Do I really need to tell you how I felt at THIS run?

Wandering through town with a man I’ve taken before, simply because the lawyers who tell the doctors what to do won’t hire someone to actually help him, let the civil servants handle it, I was upset. Why should his private insurance company spend the money to treat him? We’ll do it at a discount.

He is not injured, he is not sick. But he is a human being and “pushing him aside” for any reason is not the right thing to do.

So I asked him what to do. Boiling it down, it’s his decision what hospital to goto and when, so I let him decide. I told him of the situation and the option we kind of had, but not really, but I wanted to be open and honest.

He tried to get off the cot by himself. He told me if he could help someone else, he wanted to.

We redirected to the trauma patient and were at the scene in minutes.

They indeed needed us. A woman had a seizure, fell forward and struck her head, then fell backwards down a flight of stairs, tangling with the bike she had been carrying. It was a mess, the suction unit almost full, the airway a gurgling nightmare. It was a tough tube we eventually got. (The King tube would have failed miserably on this airway.)
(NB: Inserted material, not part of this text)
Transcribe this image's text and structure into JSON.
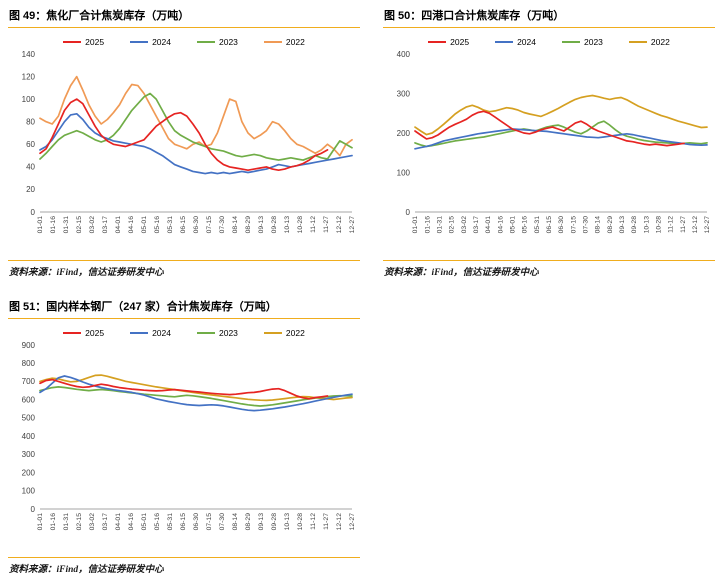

The EMT driver and the fire officer assisted our initial patient onto a scoop stretcher and onto the bench, which is designed to carry another stretcher if necessary and the engine medic and I went to work, now code 3 to the trauma center.
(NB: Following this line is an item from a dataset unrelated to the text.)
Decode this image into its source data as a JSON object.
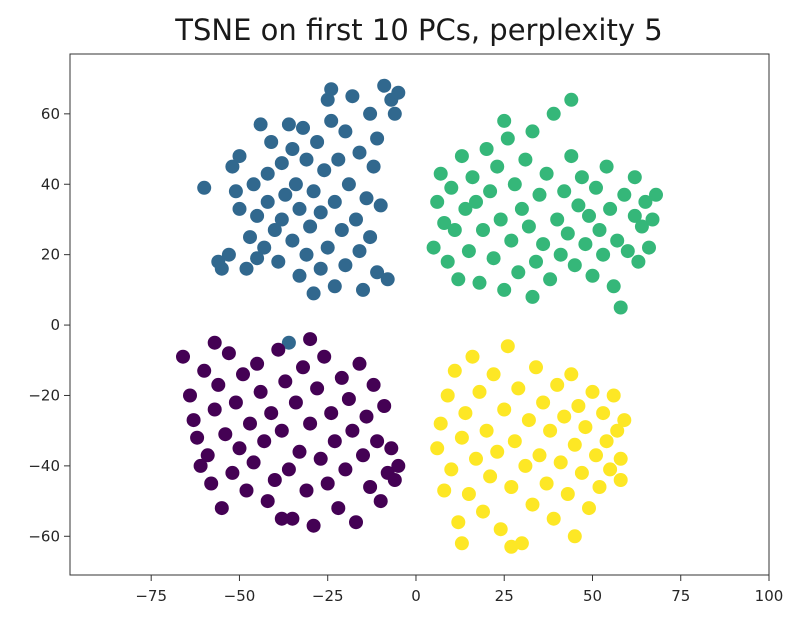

I kept asking our original patient how he was doing and if he was OK and he just stared at us. I don’t think he had ever considered that we actually provided a service other than moving people from A to B.

We were starting lines, jumping like monkeys over one another from equipment to patient, the emesis was everywhere.

On arrival at the hospital I looked over to tell our original patient the EMT would stay with him and we’d be right back with the stretcher to get him checked in. Before I could tell him that he told me,

“Take her first.”

In the end we got a stern lecture about the billing nightmare legality of transporting two patients from two different scenes, all the while waiting for the part where they actually show us the law, rule or order that states we were wrong in doing what we did.

Still haven’t seen it. Nor have they written one because of us.

If you said care for both within your abilities, you made the right call.